Patternnet for multi-dimensional classification problem

Question

Trushna on 31 May 2013

0
Link

Direct link to this question

https://www.mathworks.com/matlabcentral/answers/77559-patternnet-for-multi-dimensional-classification-problem

Hi,

I am trying to develop a neural network to model workplace choices of individuals. I have framed it as a classification problem where I give certain inputs (156 neurons) and I want it to classify my inputs into different zones and different industries at the same time. I have 151 zones and 11 industries to work with.

Given this set of input neurons, I want my target to receive a 1 corresponding to one of these 151 zones and 0 for others; and I want it to receive 1 corresponding to one of these 11 industries and 0 for others. However, patternnet does not seem to allow targets in this format.

Is there a way in which such a classification problem can be handled by a single neural net using patternnet? Can the targets be 3D or higher dimensional matrices (in the above case a 151 x 11 x no. of samples)?

I could always look at this as a classification problem with 151*11 classes, but I hate to increase the size of the neural net to such an extent.

In case, I cannot handle this using patternnet, what are other options for doing it? Can I use newff and apply hardlim to the network outputs (which will be 151 + 11, in this case)?

If you have any ideas, please answer at your earliest convenience. Any help appreciated!

Thanks in advance.

1 Comment
Show -1 older commentsHide -1 older comments

Greg Heath on 31 May 2013

The hidden and output nodes are called neurons because their values are the outputs of transfer functions.

The input nodes are not neurons. They are fan-in units.

That is why a net with a single hidden layer is called a two-layer net.

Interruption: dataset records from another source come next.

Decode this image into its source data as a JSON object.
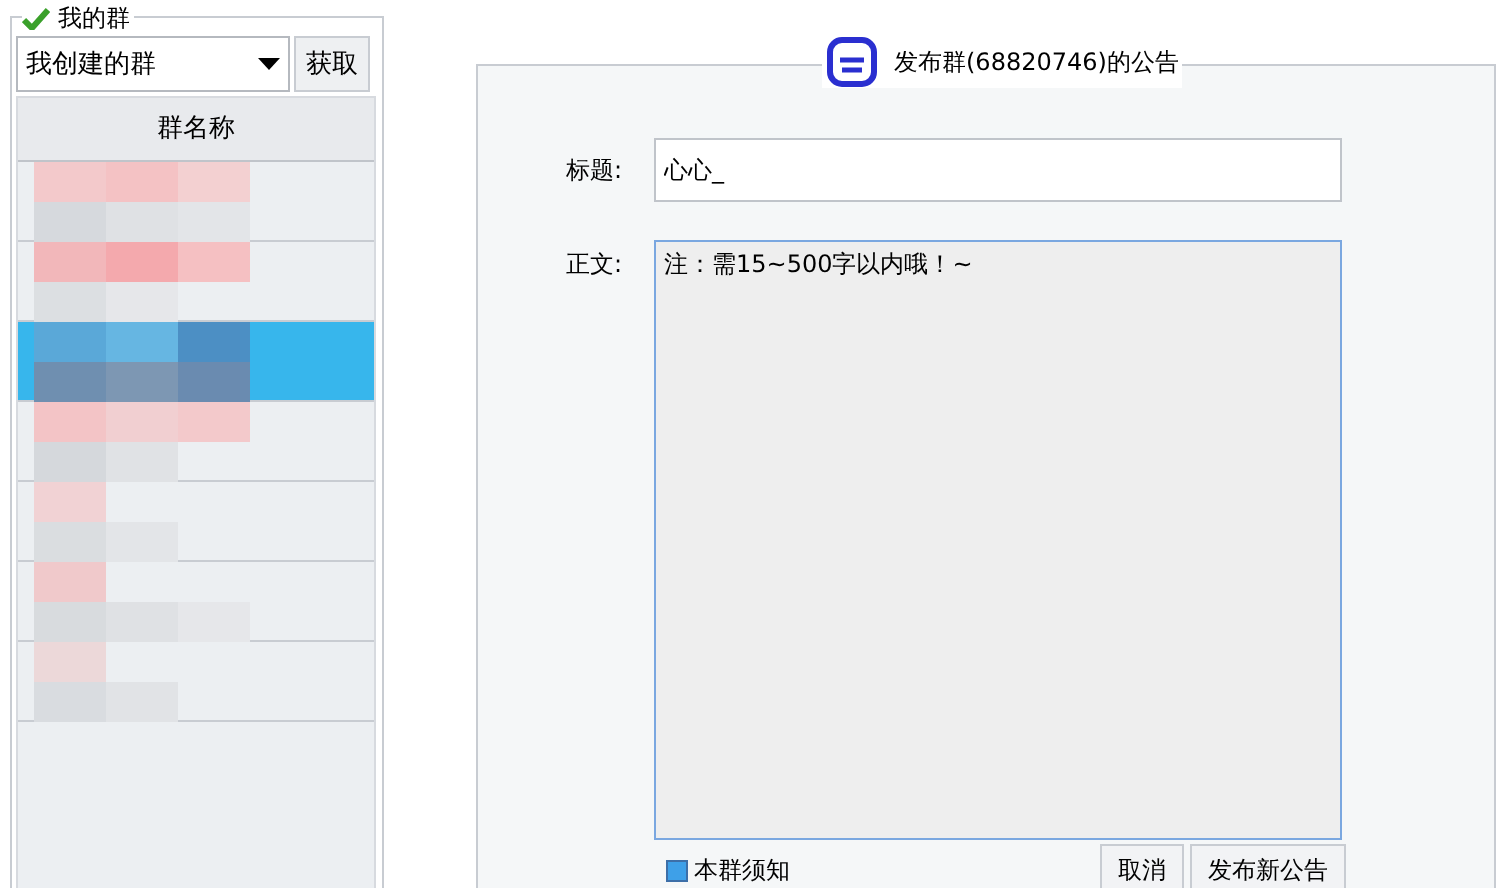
{
  "groups_panel": {
    "title": "我的群",
    "dropdown": {
      "value": "我创建的群"
    },
    "fetch_button": "获取",
    "column_header": "群名称",
    "rows": [
      {
        "selected": false
      },
      {
        "selected": false
      },
      {
        "selected": true
      },
      {
        "selected": false
      },
      {
        "selected": false
      },
      {
        "selected": false
      },
      {
        "selected": false
      }
    ]
  },
  "notice_panel": {
    "title": "发布群(68820746)的公告",
    "title_label": "标题:",
    "title_value": "心心_",
    "body_label": "正文:",
    "body_value": "注：需15~500字以内哦！~",
    "notice_checkbox": {
      "label": "本群须知",
      "checked": true
    },
    "buttons": [
      "取消",
      "发布新公告"
    ]
  }
}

I avoid confusion by referring to "number of hidden layers" instead of "number of layers" and "nodes" instead of "neurons"

Hope this helps.

Greg

Sign in to comment.

Sign in to answer this question.

Answer 1

Greg Heath on 31 May 2013

0
Link

Direct link to this answer

https://www.mathworks.com/matlabcentral/answers/77559-patternnet-for-multi-dimensional-classification-problem#answer_87235

Use a 162 x N target matrix with two ones in every column.

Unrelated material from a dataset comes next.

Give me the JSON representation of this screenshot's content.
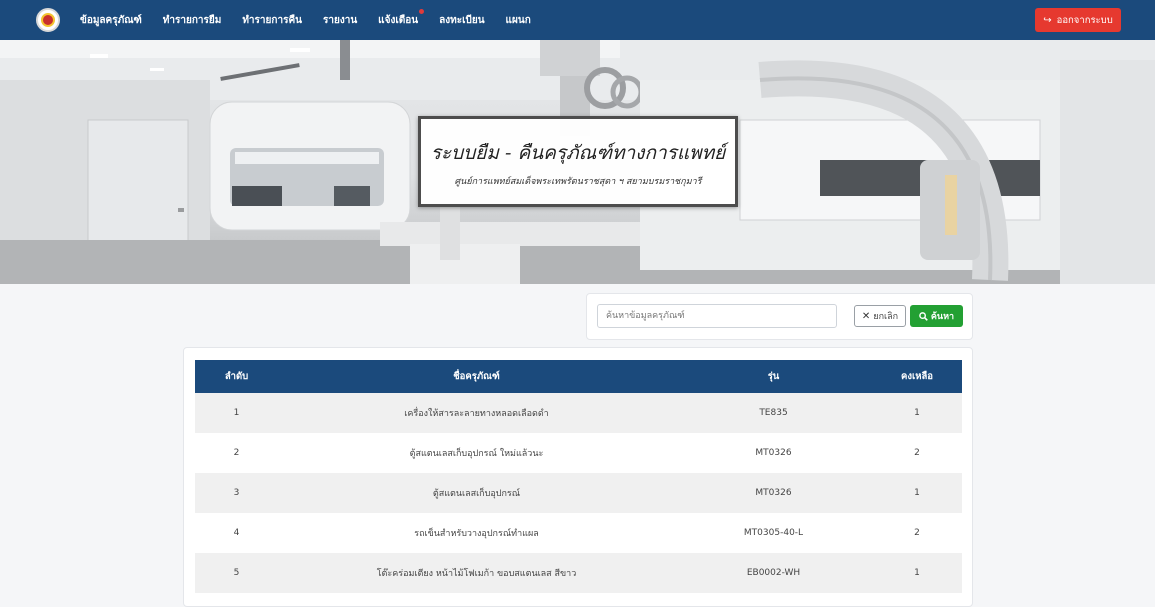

If patternnet does not allow that, use feedforwardnet with 'trainscg'.

Use logsig instead of softmax in the output.

You can use vec2ind and ind2vec on target(1:11,:) and target(12:162,:)

Hope this helps.

Thank you for formally accepting my answer

Greg

1 Comment
Show -1 older commentsHide -1 older comments

Trushna on 31 May 2013

Dear Greg,

Thank you for the help. It seems to work but I'm now stuck up with some other issue.

Here is a simple network that I trained using feedforwardnet. My inputs and outputs are of dimension 151 x 40247. It is only a classic pattern classification problem so that we can directly compare the results with patternnet.

The code:

I = load(input);

O = load(output);

P = transpose(I);

T = transpose(O);

M = transpose(O);

for i = 1:151

    for j = 1:40247
        if(T(i,j)==0)
            T(i,j)=0.1;
        else 
            T(i,j)=0.9;
        end 
    end

end

net = feedforwardnet(30, 'trainscg');

net.trainParam.epochs = 1000;

net.trainParam.max_fail = 6;

net.layers{2}.transferFcn = 'logsig';

net = train(net,P,T);

y = net(P);

perf = perform(net,T,y);

classes = vec2ind(y);

classes = ind2vec(classes);

err = abs(M - classes);

sum = sum(sum(err));

misc = (sum/2)/40247;

Somehow the performance when the transfer function for output layer is 'purelin' is much better than when it is 'logsig'. Is there some error in the code? Why should I have such different results?

Also, is there a specific reason for using 'logsig' in the output layer, as was previously suggested?

Sign in to comment.

Answer 2

Greg Heath on 3 Jun 2013

1
Link

Direct link to this answer

https://www.mathworks.com/matlabcentral/answers/77559-patternnet-for-multi-dimensional-classification-problem#answer_87524

%Thank you for the help. It seems to work but I'm now stuck up with some other issue. Here is a simple network that I trained using feedforwardnet. My inputs and outputs are of dimension 151 x 40247. It is only a classic pattern classification problem so that we can directly compare the results with patternnet.

Patternnet calls feedforwardnet. The only differences are the default training functions (trainscg vs trainlm) and the plot functions. Therefore, this will prove nothing.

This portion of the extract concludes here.